There is an additional tool available for Windows which offers a graphical interface, but I am describing the command-line interface. Partially because that’s the way I am, but partially because it is dead simple.
To run iperf you need to have the software installed on a client machine and a server machine. To run on a server, simply :-
$ iperf -p 32765 -s
Specifying the port number isn’t normally necessary, but I suggest choosing a random port around 32,000 to avoid conflicts. Just remember the port number you use! And on the client :-
% iperf -p 32765 -c polio ------------------------------------------------------------ Client connecting to polio, TCP port 5001 TCP window size: 23.4 KByte (default) ------------------------------------------------------------ [ 3] local 10.0.0.28 port 36114 connected with 10.0.0.26 port 5001 [ ID] Interval Transfer Bandwidth [ 3] 0.0-10.0 sec 113 MBytes 95.0 Mbits/sec % iperf -p 32765 -c 10.255.0.2 ------------------------------------------------------------ Client connecting to 10.255.0.2, TCP port 5001 TCP window size: 28.8 KByte (default) ------------------------------------------------------------ [ 3] local 10.255.0.1 port 43978 connected with 10.255.0.2 port 5001 [ ID] Interval Transfer Bandwidth [ 3] 0.0-10.0 sec 2.73 GBytes 2.35 Gbits/sec
I have admittedly cheated here by running two tests … to show what a normal 100Mbps ethernet speed should look like, and what something a bit quicker would look like.

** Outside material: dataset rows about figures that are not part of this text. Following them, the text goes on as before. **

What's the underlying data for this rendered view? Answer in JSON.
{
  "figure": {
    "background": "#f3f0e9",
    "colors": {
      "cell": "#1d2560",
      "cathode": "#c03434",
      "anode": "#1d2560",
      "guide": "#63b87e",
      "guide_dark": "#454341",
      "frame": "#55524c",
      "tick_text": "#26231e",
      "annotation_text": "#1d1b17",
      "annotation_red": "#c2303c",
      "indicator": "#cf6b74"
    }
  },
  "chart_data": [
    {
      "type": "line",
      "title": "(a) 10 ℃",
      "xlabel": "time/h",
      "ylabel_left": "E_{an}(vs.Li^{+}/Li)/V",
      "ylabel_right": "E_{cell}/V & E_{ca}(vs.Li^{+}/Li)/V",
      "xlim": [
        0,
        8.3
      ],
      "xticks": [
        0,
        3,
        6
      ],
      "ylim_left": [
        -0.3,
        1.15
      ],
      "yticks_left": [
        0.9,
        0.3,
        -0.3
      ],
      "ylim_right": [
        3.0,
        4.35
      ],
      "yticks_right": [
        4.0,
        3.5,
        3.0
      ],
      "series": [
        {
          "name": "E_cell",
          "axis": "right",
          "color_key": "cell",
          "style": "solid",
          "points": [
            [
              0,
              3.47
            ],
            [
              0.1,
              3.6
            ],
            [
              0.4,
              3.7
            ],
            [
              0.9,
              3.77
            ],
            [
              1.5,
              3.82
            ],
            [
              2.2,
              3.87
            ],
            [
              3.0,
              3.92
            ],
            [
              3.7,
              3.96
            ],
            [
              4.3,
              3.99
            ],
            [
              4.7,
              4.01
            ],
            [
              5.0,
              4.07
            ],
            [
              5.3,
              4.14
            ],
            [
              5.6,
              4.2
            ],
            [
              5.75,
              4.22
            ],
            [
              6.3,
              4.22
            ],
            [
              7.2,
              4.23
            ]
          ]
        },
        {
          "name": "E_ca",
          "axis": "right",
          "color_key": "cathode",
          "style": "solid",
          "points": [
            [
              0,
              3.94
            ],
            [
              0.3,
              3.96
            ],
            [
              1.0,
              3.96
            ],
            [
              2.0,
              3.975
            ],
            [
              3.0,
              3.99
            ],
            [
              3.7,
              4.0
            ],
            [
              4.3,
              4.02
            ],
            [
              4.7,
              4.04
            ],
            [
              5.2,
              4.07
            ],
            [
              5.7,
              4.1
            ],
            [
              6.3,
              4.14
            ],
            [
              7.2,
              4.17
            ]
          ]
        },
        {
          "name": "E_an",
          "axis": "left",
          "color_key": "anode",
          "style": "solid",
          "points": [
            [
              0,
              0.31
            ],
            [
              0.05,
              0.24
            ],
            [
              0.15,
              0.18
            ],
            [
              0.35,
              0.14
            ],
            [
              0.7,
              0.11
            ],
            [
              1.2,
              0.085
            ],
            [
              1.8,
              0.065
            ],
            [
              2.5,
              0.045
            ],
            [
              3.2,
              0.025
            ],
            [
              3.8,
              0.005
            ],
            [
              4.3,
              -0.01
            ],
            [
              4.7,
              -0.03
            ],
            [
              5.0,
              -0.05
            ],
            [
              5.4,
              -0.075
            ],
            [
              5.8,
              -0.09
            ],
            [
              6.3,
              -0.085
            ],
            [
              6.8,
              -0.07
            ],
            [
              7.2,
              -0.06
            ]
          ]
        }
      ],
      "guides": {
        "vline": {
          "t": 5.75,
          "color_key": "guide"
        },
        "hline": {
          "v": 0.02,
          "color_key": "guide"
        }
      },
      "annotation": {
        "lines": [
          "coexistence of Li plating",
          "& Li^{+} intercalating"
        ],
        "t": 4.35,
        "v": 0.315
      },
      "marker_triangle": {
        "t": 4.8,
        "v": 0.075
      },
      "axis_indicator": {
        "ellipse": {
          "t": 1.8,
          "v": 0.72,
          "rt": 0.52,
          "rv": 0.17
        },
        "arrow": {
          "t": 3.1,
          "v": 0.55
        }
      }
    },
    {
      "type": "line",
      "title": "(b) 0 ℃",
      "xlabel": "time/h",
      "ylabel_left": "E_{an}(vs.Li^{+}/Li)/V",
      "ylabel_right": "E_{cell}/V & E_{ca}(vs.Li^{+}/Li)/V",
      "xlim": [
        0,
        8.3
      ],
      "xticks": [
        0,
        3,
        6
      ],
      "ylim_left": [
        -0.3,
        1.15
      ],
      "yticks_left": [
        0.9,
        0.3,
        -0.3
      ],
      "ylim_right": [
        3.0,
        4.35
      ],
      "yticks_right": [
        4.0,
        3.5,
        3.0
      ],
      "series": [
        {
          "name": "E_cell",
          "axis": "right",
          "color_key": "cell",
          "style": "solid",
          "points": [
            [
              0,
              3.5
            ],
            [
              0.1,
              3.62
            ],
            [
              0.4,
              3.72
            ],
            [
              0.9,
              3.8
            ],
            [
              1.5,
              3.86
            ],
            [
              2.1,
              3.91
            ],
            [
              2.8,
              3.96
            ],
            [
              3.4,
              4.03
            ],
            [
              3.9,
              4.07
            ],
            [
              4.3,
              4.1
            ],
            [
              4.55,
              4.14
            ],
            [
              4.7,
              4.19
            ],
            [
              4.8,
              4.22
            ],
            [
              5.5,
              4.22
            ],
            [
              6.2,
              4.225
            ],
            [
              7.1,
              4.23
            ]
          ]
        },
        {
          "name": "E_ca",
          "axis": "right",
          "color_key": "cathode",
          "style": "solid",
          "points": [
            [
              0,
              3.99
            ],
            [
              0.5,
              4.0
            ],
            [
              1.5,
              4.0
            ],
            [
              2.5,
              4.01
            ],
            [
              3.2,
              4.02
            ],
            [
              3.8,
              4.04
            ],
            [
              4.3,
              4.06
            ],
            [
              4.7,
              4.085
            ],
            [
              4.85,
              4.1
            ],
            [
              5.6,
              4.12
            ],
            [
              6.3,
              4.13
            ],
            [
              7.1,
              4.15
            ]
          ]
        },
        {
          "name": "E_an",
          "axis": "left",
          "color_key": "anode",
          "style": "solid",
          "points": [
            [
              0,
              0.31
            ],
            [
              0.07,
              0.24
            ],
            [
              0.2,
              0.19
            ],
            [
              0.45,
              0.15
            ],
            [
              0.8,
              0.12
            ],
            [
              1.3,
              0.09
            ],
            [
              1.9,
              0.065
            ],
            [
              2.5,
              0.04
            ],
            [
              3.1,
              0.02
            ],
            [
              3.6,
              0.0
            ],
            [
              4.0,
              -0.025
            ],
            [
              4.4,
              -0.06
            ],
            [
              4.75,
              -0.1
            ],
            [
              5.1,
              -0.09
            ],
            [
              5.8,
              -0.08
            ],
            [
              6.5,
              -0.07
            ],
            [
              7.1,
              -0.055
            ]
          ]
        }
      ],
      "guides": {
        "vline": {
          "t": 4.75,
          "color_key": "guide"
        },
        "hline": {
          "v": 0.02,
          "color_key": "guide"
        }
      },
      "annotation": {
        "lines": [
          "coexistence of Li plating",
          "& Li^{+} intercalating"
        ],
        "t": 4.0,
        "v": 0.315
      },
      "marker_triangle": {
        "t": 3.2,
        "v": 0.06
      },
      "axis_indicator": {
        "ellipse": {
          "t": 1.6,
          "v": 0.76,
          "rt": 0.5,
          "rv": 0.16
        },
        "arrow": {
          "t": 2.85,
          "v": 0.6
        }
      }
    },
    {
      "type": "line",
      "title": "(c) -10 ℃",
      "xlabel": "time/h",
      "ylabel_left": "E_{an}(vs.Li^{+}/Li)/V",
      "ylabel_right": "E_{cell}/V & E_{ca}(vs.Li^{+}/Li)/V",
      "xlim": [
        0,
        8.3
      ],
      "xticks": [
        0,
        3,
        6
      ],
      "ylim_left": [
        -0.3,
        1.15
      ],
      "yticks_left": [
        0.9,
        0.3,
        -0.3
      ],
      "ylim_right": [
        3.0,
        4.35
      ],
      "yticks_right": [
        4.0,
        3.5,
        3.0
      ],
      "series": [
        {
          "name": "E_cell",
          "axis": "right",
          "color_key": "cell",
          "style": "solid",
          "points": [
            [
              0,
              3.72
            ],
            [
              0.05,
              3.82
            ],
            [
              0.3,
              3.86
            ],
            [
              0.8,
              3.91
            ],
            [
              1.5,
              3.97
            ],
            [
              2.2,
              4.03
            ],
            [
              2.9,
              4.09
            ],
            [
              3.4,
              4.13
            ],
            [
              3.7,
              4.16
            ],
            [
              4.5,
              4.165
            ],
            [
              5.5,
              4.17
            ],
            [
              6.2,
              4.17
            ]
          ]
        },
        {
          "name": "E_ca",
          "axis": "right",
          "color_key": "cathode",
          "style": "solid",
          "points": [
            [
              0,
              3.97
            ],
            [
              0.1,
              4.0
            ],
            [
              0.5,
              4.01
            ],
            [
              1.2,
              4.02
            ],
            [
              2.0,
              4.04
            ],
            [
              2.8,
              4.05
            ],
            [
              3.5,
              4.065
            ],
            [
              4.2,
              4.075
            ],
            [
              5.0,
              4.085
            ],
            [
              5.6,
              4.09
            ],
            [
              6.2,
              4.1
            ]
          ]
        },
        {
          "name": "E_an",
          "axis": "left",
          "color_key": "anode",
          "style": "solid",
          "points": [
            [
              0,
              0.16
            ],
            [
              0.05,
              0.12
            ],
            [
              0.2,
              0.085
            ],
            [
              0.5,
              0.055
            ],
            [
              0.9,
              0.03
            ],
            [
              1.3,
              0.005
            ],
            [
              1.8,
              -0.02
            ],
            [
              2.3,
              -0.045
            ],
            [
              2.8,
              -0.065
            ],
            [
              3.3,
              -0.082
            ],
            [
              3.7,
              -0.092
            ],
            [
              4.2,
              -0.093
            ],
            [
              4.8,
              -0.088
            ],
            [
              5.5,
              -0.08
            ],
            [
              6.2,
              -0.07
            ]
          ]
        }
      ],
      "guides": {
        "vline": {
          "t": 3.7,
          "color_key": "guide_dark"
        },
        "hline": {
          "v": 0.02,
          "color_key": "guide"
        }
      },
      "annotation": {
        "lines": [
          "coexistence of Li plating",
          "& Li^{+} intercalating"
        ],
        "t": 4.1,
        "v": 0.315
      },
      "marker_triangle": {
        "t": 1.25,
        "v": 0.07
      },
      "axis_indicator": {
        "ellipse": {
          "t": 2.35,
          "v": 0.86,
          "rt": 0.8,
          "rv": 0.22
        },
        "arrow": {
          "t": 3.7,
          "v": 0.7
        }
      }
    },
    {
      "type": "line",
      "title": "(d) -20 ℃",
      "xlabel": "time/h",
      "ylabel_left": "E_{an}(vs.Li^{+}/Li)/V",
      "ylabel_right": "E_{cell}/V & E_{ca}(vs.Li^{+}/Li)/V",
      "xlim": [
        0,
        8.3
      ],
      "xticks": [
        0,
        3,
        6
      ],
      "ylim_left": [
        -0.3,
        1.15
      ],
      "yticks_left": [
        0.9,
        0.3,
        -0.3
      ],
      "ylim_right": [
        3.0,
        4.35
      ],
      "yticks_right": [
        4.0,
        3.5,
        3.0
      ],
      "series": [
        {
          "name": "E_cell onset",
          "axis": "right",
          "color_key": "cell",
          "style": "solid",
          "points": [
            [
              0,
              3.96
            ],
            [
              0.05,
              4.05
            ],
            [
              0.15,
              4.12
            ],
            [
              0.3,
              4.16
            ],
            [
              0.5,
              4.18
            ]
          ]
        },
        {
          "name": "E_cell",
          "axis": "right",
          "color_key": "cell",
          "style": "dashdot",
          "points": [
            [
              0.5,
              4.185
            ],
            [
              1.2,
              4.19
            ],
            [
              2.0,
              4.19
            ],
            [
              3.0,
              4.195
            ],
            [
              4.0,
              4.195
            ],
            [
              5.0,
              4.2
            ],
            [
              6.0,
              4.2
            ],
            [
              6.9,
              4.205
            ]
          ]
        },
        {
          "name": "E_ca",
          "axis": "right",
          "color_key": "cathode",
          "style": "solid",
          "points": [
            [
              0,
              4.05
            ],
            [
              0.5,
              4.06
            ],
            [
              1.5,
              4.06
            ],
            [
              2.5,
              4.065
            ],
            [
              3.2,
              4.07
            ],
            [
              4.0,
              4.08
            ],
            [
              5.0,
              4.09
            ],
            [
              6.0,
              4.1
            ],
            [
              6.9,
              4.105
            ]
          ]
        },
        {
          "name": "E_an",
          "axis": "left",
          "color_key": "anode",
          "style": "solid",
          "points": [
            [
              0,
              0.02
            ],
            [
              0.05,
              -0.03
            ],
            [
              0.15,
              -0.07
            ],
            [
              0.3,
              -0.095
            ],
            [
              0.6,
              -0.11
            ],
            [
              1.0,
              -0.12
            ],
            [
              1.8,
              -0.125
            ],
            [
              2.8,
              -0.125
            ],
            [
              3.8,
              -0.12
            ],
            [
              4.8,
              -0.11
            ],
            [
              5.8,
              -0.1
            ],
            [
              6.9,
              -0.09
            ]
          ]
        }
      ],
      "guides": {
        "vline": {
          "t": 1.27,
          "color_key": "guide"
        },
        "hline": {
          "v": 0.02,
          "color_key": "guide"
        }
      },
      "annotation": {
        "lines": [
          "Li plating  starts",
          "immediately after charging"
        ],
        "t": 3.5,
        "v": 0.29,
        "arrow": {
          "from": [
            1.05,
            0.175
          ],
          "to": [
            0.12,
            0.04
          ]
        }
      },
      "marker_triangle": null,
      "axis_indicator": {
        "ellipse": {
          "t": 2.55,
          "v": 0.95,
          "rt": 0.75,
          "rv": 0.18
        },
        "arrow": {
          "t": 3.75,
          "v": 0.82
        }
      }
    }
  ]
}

In the later case, I have used a slow InfiniBand connection that is only about 2.5 times quicker than 1000Mbps ethernet. Bear in mind that :-
- Ethernet signals work at 100Mbps or 1000Mbps (or faster for more esoteric Ethernet types), but you
won’t get to that speed. - You need to baseline a performance test to find out how quick normal speeds look like!